Сейчас, когда не было карандаша и записной книжки, тем дороже ему казалось всё, что выплывало из тьмы памяти. Явственно вспомнилось:
«Не должно бояться телесных страданий. Продолжительное страдание всегда незначительно, значительное — непродолжительно.»
Вот например, без сна, без воздуха сидеть сутки в таком боксе, где нельзя распрямить, вытянуть ног, это какое страдание — продолжительное или непродолжительное? незначительное или значительное? Или — десять лет в одиночке и ни слова вслух?..

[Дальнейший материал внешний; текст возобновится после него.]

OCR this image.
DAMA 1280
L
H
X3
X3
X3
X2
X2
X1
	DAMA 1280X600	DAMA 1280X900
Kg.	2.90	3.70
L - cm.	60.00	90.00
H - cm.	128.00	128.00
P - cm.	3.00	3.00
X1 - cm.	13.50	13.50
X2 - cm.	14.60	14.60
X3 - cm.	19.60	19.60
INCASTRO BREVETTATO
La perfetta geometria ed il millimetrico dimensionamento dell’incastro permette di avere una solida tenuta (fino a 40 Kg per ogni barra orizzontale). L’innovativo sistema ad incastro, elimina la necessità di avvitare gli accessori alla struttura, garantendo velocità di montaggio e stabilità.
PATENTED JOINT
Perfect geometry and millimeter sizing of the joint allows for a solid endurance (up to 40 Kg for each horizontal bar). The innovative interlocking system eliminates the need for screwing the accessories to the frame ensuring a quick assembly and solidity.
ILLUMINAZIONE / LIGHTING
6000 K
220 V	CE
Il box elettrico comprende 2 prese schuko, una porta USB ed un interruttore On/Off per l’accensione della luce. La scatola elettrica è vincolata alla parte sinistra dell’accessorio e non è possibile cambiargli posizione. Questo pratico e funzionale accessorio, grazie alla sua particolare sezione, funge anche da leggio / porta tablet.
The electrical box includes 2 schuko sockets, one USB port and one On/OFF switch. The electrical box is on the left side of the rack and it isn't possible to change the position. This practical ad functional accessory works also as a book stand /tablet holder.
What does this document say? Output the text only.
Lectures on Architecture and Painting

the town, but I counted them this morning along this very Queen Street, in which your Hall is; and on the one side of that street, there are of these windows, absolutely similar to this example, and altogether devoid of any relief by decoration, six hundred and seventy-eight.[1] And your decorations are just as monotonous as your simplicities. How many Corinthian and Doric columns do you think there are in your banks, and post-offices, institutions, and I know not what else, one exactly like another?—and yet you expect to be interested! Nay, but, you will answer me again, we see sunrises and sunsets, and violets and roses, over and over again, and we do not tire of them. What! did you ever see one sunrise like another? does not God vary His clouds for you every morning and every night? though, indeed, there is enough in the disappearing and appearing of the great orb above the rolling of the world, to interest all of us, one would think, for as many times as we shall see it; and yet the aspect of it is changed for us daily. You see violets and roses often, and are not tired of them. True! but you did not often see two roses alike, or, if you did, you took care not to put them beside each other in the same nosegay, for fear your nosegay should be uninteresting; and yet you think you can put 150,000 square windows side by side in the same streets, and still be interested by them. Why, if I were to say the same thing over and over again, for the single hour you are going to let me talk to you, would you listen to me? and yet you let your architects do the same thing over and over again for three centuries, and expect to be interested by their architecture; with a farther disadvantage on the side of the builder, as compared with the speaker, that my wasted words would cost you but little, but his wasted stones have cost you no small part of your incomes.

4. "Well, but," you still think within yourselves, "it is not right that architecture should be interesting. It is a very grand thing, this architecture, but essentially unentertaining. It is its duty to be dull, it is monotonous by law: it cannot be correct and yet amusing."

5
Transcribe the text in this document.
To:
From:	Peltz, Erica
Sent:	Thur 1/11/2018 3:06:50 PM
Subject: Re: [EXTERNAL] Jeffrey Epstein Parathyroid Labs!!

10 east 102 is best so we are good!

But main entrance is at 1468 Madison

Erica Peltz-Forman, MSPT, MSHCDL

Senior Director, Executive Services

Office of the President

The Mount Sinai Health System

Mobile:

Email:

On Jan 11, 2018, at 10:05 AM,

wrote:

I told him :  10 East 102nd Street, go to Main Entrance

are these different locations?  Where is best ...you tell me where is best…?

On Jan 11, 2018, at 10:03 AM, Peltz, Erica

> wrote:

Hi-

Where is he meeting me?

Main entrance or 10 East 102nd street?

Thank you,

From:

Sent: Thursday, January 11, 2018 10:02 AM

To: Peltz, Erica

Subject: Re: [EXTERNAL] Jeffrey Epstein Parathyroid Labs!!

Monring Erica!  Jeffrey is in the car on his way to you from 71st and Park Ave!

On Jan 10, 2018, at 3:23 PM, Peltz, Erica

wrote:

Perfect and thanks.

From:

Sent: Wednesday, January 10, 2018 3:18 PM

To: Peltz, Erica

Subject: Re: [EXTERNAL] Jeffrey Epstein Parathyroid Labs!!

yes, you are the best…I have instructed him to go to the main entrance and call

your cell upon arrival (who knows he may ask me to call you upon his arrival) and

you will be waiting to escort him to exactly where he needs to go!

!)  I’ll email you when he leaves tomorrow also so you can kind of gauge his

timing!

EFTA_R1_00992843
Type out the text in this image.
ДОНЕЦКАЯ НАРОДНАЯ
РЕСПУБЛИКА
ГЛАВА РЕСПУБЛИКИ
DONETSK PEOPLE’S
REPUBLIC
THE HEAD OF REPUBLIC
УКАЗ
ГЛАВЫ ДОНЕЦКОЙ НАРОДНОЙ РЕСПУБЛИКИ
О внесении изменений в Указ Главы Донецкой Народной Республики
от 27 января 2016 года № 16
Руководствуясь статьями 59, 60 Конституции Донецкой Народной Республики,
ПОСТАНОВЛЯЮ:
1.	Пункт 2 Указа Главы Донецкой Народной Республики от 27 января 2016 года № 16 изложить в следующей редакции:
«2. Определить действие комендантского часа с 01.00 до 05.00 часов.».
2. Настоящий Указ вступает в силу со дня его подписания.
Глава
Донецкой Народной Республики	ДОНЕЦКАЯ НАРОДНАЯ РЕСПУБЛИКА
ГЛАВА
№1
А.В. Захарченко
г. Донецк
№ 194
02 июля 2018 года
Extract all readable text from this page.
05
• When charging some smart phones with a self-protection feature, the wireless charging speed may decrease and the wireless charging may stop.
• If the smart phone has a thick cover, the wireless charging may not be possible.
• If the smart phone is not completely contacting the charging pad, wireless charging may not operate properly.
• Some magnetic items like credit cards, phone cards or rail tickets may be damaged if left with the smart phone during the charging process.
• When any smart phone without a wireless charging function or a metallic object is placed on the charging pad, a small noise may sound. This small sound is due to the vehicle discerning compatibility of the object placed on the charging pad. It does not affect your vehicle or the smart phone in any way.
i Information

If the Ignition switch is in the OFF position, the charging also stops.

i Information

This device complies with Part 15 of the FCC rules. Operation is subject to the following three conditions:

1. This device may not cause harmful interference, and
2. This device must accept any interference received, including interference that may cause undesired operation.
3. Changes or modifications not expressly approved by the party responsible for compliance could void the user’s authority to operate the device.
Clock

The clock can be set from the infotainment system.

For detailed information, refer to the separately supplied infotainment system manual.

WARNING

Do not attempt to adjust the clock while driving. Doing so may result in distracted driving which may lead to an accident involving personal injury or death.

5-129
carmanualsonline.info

Там, в комнате фотографии и дактилоскопии, Иннокентий заметил, что шёл второй час ночи. Сейчас может быть уже и третий. Вздорная мысль теперь вклинилась в голову, вытесняя серьёзные: его часы положили в камеру хранения, до конца завода они ещё будут идти, потом остановятся — и никто больше не будет их заводить, и с этим положением стрелок они дождутся или смерти хозяина или конфискации себя в числе всего имущества. Так вот интересно, сколько ж они будут тогда показывать?
А Дотти ждёт его в оперетту? Ждала… Звонила в министерство? Скорей всего, что нет: сразу же явились к ней с обыском. Огромная квартира! Там пятерым человекам не переворошить за ночь. А что найдут, дураки?..
Дотти не посадят — последний год врозь спасёт её.
А может и посадят. У нас всё возможно.
Тестя остановят по службе — пятно! То-то будет блеваться, отмежёвываться!
Все, кто знал советника Володина, верноподданно вычеркнут его из памяти.
Глухая громада задавит его — и никто на Земле никогда не узнает, как щуплый белотелый Иннокентий пытался спасти цивилизацию!
А хотелось бы дожить и узнать: чем всё это кончится?
Побеждает в истории всегда одна сторона, но никогда — идеи одной стороны. Идеи сливаются, у них своя жизнь. Победитель всегда мало, или много, или даже всё занимает у побеждённого.